On the OP, according to this paper:
The human eye can accommodate luminance in a single view over a range of about 10,000:1 and is capable of distinguishing about 10,000 colors at a given brightness.
isn’t the RGB thing a function of human eyes having “red”, “green” and “blue” cones? (even if Bytegeist is right, and RGB is only an approximation, though a good one)
if that’s how it works, i suppose there could be an animal with super vision and five hundred different cones, who’d need a palette of five hundred primary colours to paint.
Within that line of reasoning, I’d heard, back in the day, that 16 bit color depth was “True Color”, and the number of individual pixel values possible was greater than what the human eye could discern. 'Course, now we have 32-bit color, and *that’s * called “True Color”, 16-bit is now demoted to “High Color”, at least on my system. So I’m guessing manufacturers will always claim to redefine it – a quick Wikipedia says that 40-bit and 60-bit color is available.
Hey. It can happen.
Exactly.
Five hundred you won’t find, but four (not four hundred though) certainly exists, in the birds.
Scientists suspect this might be the reason birds don’t seem to enjoy television.
They do refer to the three kinds of cones as red, blue, and green sometimes, but it isn’t accurate for this discussion. The cones are all sensitive to all the wavelengths, but the profiles of their sensitivities over the range of wavelengths is very different. It would be better to imagine three kinds of tinted glass that are reddish and greenish and bluish in hue, and then you hold a lightmeter behind each of them in turn to estimate the color of whatever is in front of them.

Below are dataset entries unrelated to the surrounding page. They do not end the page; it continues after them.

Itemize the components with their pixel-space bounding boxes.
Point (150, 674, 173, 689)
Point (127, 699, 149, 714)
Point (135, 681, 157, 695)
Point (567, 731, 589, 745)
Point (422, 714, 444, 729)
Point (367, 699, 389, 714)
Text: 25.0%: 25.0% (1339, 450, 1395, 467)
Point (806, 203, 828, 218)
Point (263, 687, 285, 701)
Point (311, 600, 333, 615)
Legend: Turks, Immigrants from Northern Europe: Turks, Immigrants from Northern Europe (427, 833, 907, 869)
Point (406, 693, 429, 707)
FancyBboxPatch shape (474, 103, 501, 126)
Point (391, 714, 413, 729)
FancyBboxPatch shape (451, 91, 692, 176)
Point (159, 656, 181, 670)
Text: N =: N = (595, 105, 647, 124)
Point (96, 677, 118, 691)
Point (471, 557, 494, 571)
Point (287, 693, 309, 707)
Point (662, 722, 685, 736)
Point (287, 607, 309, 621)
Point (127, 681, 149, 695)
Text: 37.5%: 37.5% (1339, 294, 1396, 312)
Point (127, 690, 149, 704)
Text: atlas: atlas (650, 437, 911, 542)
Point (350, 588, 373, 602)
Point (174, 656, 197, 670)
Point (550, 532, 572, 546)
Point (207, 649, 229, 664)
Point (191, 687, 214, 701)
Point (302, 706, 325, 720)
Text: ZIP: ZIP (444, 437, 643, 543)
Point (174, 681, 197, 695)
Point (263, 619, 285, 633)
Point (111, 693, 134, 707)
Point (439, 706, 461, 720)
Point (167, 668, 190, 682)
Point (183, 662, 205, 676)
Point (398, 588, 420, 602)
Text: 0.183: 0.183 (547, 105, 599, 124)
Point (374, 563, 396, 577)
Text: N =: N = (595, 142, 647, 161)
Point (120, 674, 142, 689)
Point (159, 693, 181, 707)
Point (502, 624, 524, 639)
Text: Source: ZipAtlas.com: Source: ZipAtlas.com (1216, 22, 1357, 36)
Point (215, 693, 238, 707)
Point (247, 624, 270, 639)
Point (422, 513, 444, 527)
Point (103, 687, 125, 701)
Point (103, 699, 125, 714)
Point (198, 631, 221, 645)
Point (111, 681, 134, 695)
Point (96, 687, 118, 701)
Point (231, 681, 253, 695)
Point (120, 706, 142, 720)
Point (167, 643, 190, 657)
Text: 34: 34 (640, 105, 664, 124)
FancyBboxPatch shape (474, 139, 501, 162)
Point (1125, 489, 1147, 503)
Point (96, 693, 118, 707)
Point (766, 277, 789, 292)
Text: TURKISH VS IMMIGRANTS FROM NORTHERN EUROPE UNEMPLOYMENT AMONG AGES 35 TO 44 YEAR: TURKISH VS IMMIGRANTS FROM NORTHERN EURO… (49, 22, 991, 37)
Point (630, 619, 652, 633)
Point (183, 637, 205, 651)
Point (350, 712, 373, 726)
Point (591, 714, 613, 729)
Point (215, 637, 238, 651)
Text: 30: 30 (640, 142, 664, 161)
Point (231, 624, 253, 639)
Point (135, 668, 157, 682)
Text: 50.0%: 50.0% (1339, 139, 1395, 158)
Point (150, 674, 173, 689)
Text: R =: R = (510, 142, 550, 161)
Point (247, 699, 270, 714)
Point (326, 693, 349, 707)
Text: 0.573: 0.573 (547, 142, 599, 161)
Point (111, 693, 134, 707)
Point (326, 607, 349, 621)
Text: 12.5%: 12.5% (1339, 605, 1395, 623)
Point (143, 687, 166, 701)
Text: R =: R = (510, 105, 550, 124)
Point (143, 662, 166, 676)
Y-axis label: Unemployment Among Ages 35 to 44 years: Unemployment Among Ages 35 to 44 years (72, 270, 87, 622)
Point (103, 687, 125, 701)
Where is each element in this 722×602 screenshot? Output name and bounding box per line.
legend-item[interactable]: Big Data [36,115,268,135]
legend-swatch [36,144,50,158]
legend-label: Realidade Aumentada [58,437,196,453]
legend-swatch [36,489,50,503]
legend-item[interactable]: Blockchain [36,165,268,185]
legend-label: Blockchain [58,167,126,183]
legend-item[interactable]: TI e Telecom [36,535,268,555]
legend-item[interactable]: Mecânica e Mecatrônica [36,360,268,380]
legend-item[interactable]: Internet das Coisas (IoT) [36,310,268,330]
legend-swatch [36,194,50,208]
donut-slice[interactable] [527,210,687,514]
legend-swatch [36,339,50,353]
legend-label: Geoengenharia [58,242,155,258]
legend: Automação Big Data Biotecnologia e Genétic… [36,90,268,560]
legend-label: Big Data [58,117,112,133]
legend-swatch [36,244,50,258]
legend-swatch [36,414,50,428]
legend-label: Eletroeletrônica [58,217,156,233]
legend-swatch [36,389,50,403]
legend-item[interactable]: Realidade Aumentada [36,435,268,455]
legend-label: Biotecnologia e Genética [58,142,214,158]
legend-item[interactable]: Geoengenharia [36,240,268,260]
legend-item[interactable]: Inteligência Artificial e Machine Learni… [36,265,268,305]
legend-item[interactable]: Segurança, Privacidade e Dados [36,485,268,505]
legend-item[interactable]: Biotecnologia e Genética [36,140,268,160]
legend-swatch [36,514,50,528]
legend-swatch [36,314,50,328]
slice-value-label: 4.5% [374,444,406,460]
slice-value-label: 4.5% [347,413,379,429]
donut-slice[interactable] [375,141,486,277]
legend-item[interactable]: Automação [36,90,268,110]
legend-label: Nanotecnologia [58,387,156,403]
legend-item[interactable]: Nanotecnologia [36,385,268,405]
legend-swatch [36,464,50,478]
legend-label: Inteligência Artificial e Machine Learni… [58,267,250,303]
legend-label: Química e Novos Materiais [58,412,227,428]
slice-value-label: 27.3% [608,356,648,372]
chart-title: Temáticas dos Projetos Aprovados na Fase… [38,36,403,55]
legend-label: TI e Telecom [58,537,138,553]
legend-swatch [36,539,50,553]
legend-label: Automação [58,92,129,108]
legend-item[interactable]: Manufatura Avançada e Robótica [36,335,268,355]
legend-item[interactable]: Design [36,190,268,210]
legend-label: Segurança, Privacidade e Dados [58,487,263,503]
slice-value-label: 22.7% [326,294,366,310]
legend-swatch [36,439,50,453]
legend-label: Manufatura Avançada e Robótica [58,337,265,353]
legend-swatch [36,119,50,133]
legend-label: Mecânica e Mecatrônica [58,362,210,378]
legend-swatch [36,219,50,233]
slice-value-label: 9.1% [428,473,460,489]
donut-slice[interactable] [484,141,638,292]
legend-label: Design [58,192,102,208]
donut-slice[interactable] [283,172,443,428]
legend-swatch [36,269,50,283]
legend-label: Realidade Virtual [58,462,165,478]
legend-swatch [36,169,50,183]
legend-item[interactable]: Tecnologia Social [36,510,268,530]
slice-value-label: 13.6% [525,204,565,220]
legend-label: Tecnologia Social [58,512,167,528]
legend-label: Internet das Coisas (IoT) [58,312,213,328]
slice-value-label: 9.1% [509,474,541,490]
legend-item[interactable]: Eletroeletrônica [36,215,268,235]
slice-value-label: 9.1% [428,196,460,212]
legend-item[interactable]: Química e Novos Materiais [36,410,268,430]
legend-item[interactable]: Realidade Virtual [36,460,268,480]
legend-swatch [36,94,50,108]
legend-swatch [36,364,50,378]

Another point, about this conversation in general: “color” can mean the color of light or the color of an object. When it is the color of light, it is a well defined idea. However, when it is the color of an object, which is how we usually use it, the way our eyes perceive it is much more complicated, because the light we get depends on the object and the light that illuminated it. In any case, though, “color” does not suggest a wavelength, but rather our perception of some mixture of all the wavelengths. That isn’t very precise, either, because it sounds like there are a finite number of them. Imagine a graphed curve showing a potentially different height on the vertical brightness axis for each location on the horizontal wavelength axis, and combine all the contribution along the wavelength axis under that curve. So our perception of an integrated function over wavelength. Our perception is driven largely by the ratio of the response we get from each of our tinted-glass-like cone subsystem. First we take the ratio of the bluish receptors to the sum of the reddish and greenish ones, and then we take the ratio of the reddish to greenish, and those two values together we consider the chromaticity or, briefly, the color.
Over nine thousand.
d&r
Quoth Mangetout:
For all the more we know about anything relating to the Planck scale, this at least we know is false. The Planck acceleration is in fact a ludicrously large acceleration, such that all known accelerations in the Universe are significantly smaller than it. So you could in fact Doppler shift your quantized frequencies by any amount you choose.
This might begin to give some appreciation for why it’s so hard to construct models of physics with quantized time and space.
I vote for: Dark red, light red, Dark blue, light blue, dark green, light green, black, white, and burgundy with a slight avocado tint.
Can you cite me on this one? I would think that if you pick your red, green, and blue wavelengths appropriately, and have absolute control over how much of each you produce, from 0 up to infinite intensity, you could reproduce just about anything in terms of human eyes would see it.
I used to work in printing and their were some colors that we could not make using our CYMK system.
the keywords to search for are color & gamut.